Transmettre la foi chrétienne
A son retour en Suisse, elle fait son stage dans le Val-de-Travers puis sa suffragance dans la paroisse de La Côte. Le poste de responsable du service cantonal de la formation se libérant dans l’Église évangélique réformée fribourgeoise, elle n’hésite pas. «La transmission de la foi chrétienne était le thème de mon master.» Elle assurera durant quatre ans la formation des catéchètes francophones et germanophones avant de souhaiter «retourner en paroisse car le lien social et le contact avec les gens me manquaient». Au Joran, elle accompagnera à nouveau des gens dans «toutes les étapes de la vie», dont les adolescents. «J’aime beaucoup. C’est un grand investissement, mais il se passe des choses très chouettes.»

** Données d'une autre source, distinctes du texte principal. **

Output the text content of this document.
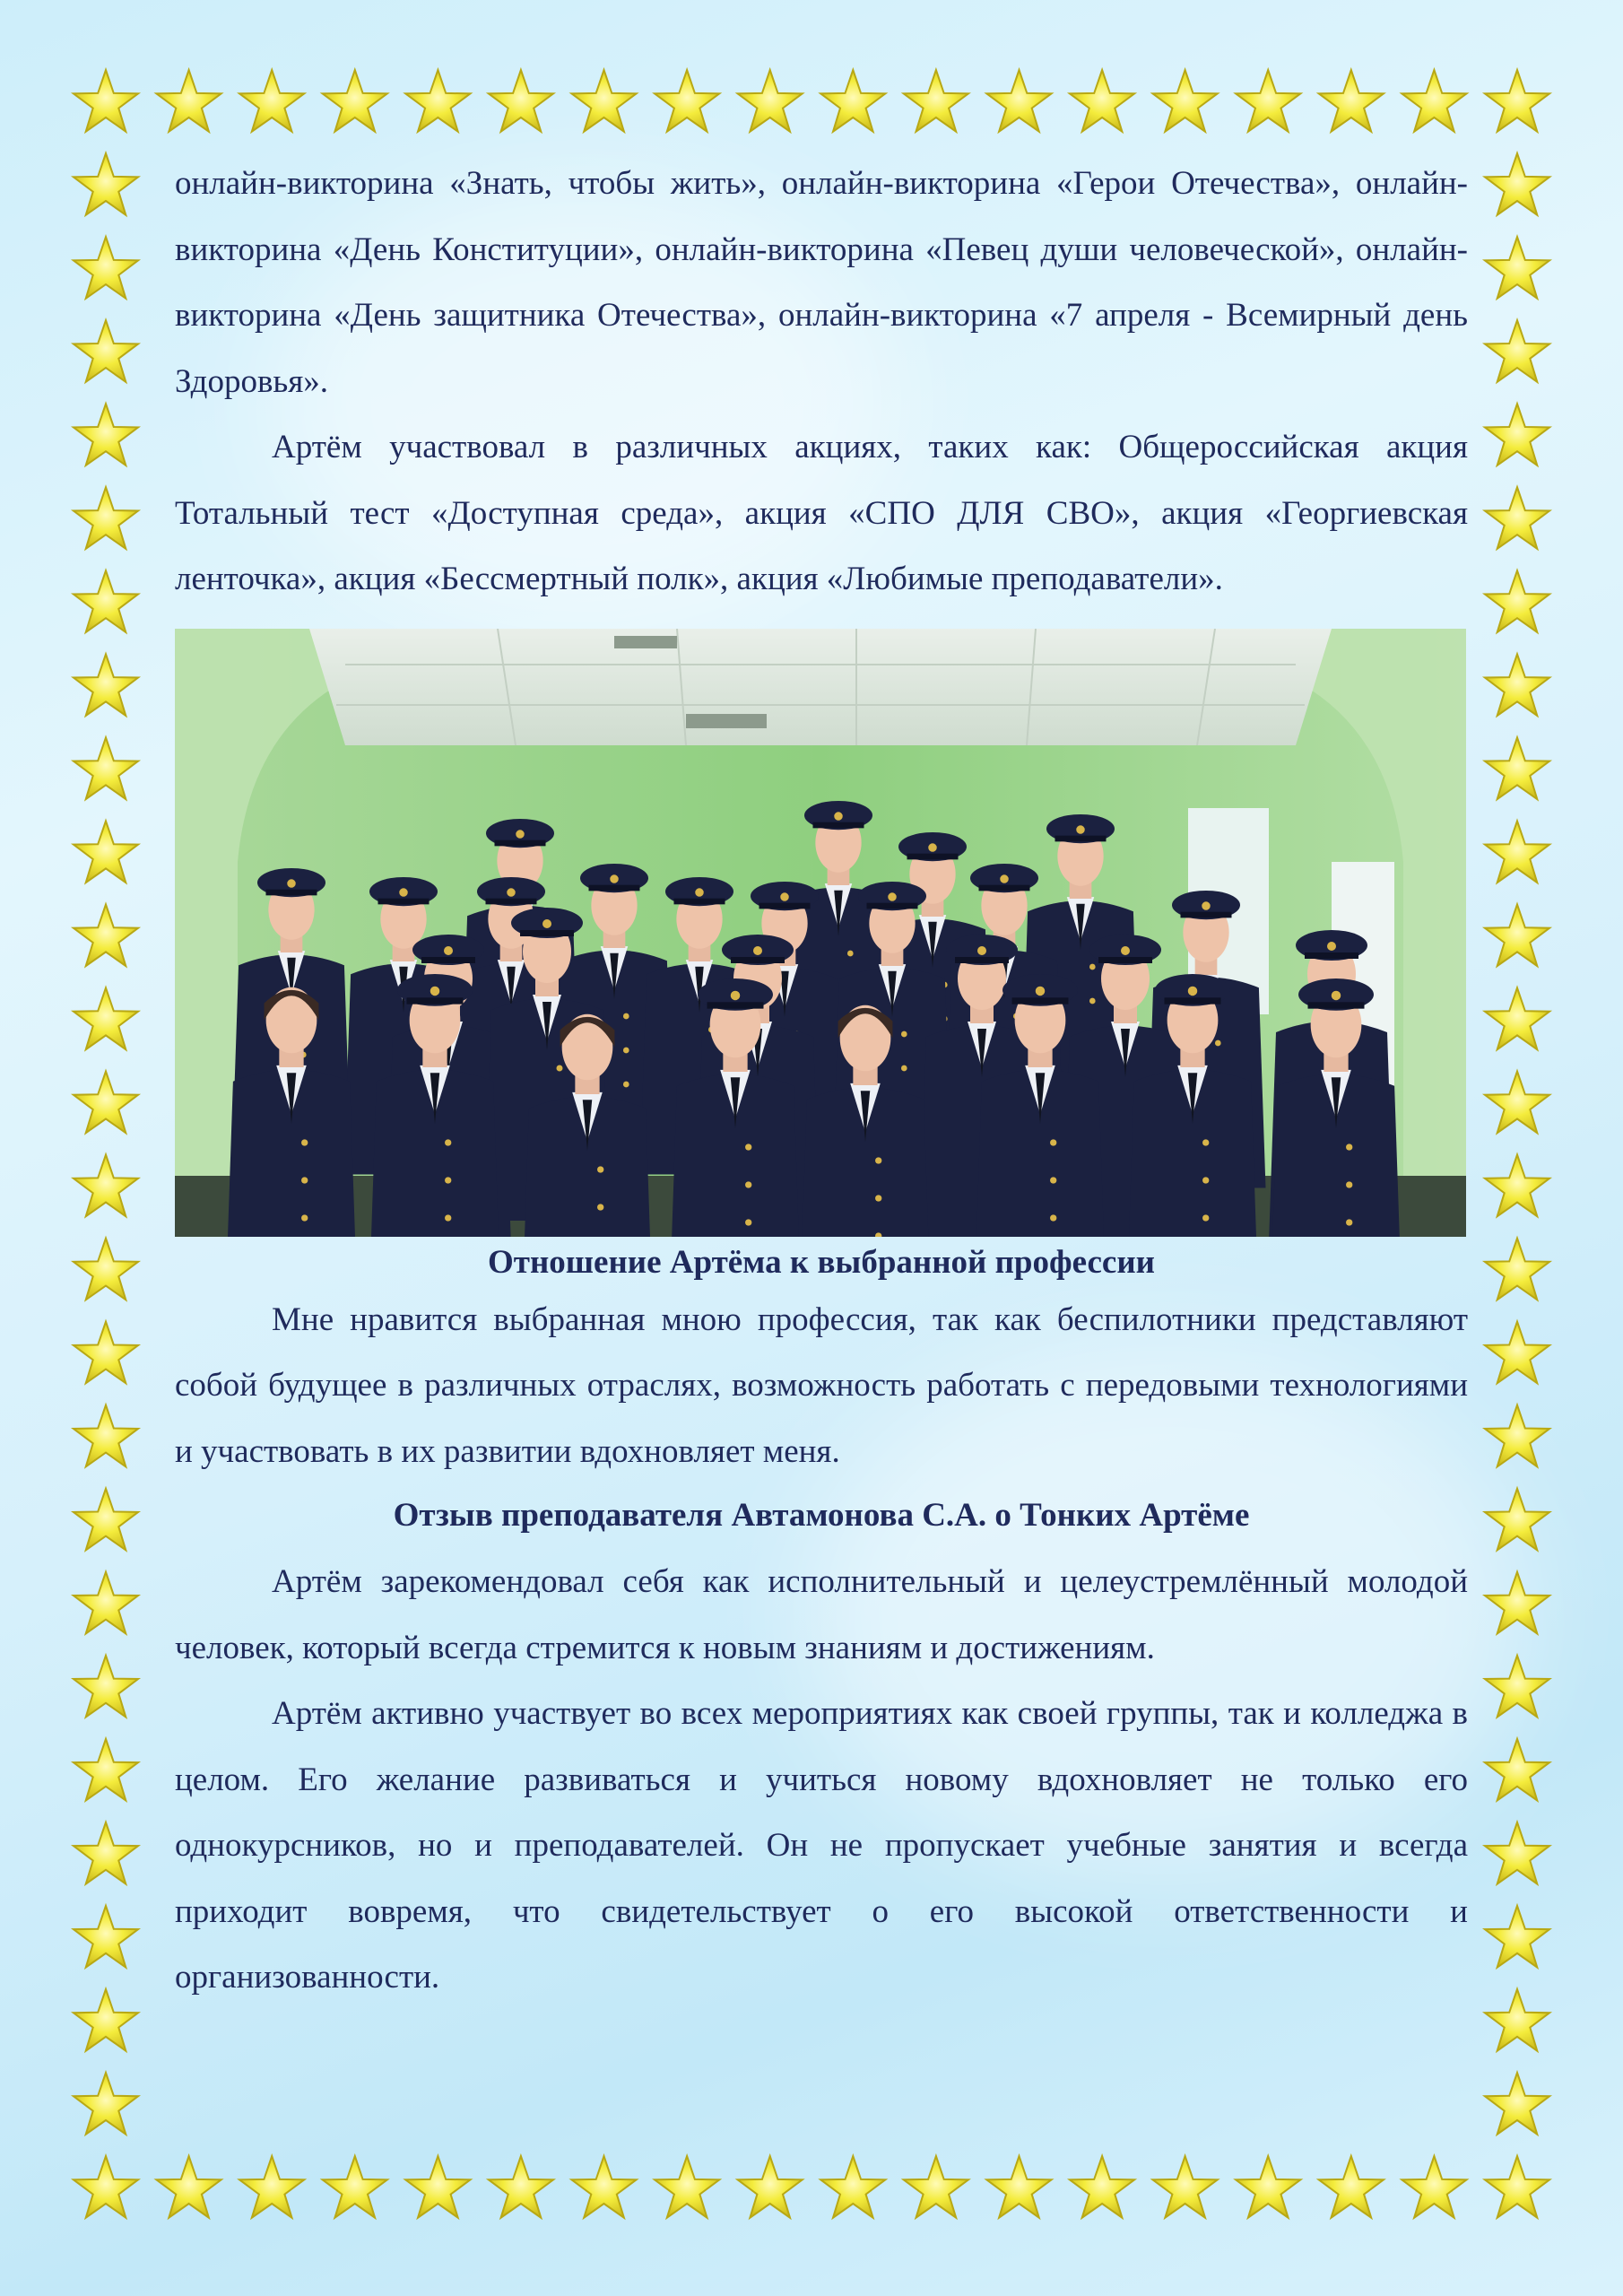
онлайн-викторина «Знать, чтобы жить», онлайн-викторина «Герои Отечества», онлайн-викторина «День Конституции», онлайн-викторина «Певец души человеческой», онлайн-викторина «День защитника Отечества», онлайн-викторина «7 апреля - Всемирный день Здоровья».

Артём участвовал в различных акциях, таких как: Общероссийская акция Тотальный тест «Доступная среда», акция «СПО ДЛЯ СВО», акция «Георгиевская ленточка», акция «Бессмертный полк», акция «Любимые преподаватели».

Отношение Артёма к выбранной профессии

Мне нравится выбранная мною профессия, так как беспилотники представляют собой будущее в различных отраслях, возможность работать с передовыми технологиями и участвовать в их развитии вдохновляет меня.

Отзыв преподавателя Автамонова С.А. о Тонких Артёме

Артём зарекомендовал себя как исполнительный и целеустремлённый молодой человек, который всегда стремится к новым знаниям и достижениям.

Артём активно участвует во всех мероприятиях как своей группы, так и колледжа в целом. Его желание развиваться и учиться новому вдохновляет не только его однокурсников, но и преподавателей. Он не пропускает учебные занятия и всегда приходит вовремя, что свидетельствует о его высокой ответственности и организованности.
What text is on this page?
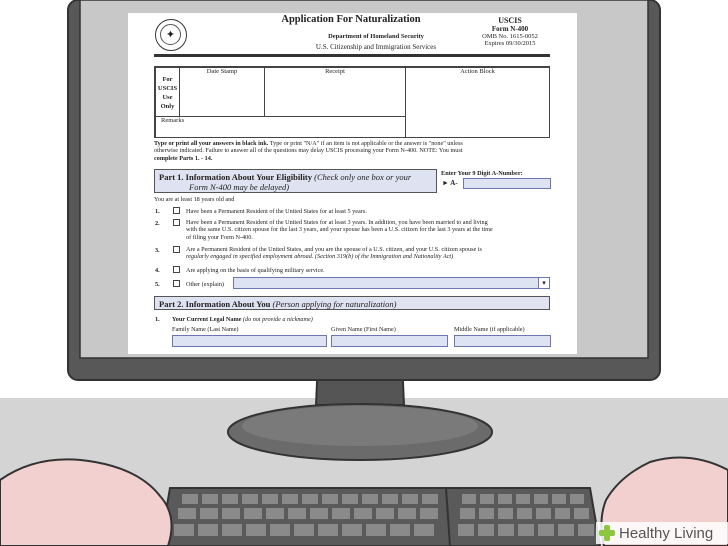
✦
Application For Naturalization
Department of Homeland Security
U.S. Citizenship and Immigration Services
USCIS
Form N-400
OMB No. 1615-0052
Expires 09/30/2015
For USCIS Use Only
Date Stamp	Receipt	Action Block
Remarks
Type or print all your answers in black ink. Type or print "N/A" if an item is not applicable or the answer is "none" unless
otherwise indicated. Failure to answer all of the questions may delay USCIS processing your Form N-400. NOTE: You must
complete Parts 1. - 14.
Part 1. Information About Your Eligibility (Check only one box or your
Form N-400 may be delayed)
Enter Your 9 Digit A-Number:
► A-
You are at least 18 years old and
1.	Have been a Permanent Resident of the United States for at least 5 years.
2.	Have been a Permanent Resident of the United States for at least 3 years. In addition, you have been married to and living
with the same U.S. citizen spouse for the last 3 years, and your spouse has been a U.S. citizen for the last 3 years at the time
of filing your Form N-400.
3.	Are a Permanent Resident of the United States, and you are the spouse of a U.S. citizen, and your U.S. citizen spouse is
regularly engaged in specified employment abroad. (Section 319(b) of the Immigration and Nationality Act)
4.	Are applying on the basis of qualifying military service.
5.	Other (explain)	▾
Part 2. Information About You (Person applying for naturalization)
1. Your Current Legal Name (do not provide a nickname)
Family Name (Last Name)	Given Name (First Name)	Middle Name (if applicable)
Healthy Living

Lorsqu’un poste à l’aumônerie de l’hôpital Pourtalès se libère, il y a bientôt quatre ans, c’est une évidence pour Sarah Badertscher. «C’est pour cela que j’ai étudié la théologie! Je me sens à ma place en prenant soin des personnes, en étant avec elles dans ce qu’elles sont en train de vivre, en les accompagnant et en mettant en valeur leurs propres ressources dans cette situation de vulnérabilité. Même lorsqu’il y a de la souffrance, il est possible d’accueillir autre chose: la vie est colorée de plein de couleurs différentes.»

Celle qui aime bien «faire des choses assez différentes» se ressource volontiers avec des projets créatifs: pâtisser, avec une prédilection pour le cake design, organiser les anniversaires de ses deux enfants, âgés de 6 et 8 ans – elle a rencontré leur père six mois avant le terme de son engagement au Mexique –, pour lesquels elle «exploite» les nombreux récits et histoires, bibliques ou pas, qu’elle a toujours appréciés. «Le récit est une autre possibilité d’être au monde et dans le monde. C’est notamment pour cela que c’est important de raconter les histoires de la Bible, de faire des jeux de rôle au catéchisme et d’écouter l’histoire des personnes que je rencontre dans mon travail d’aumônier.»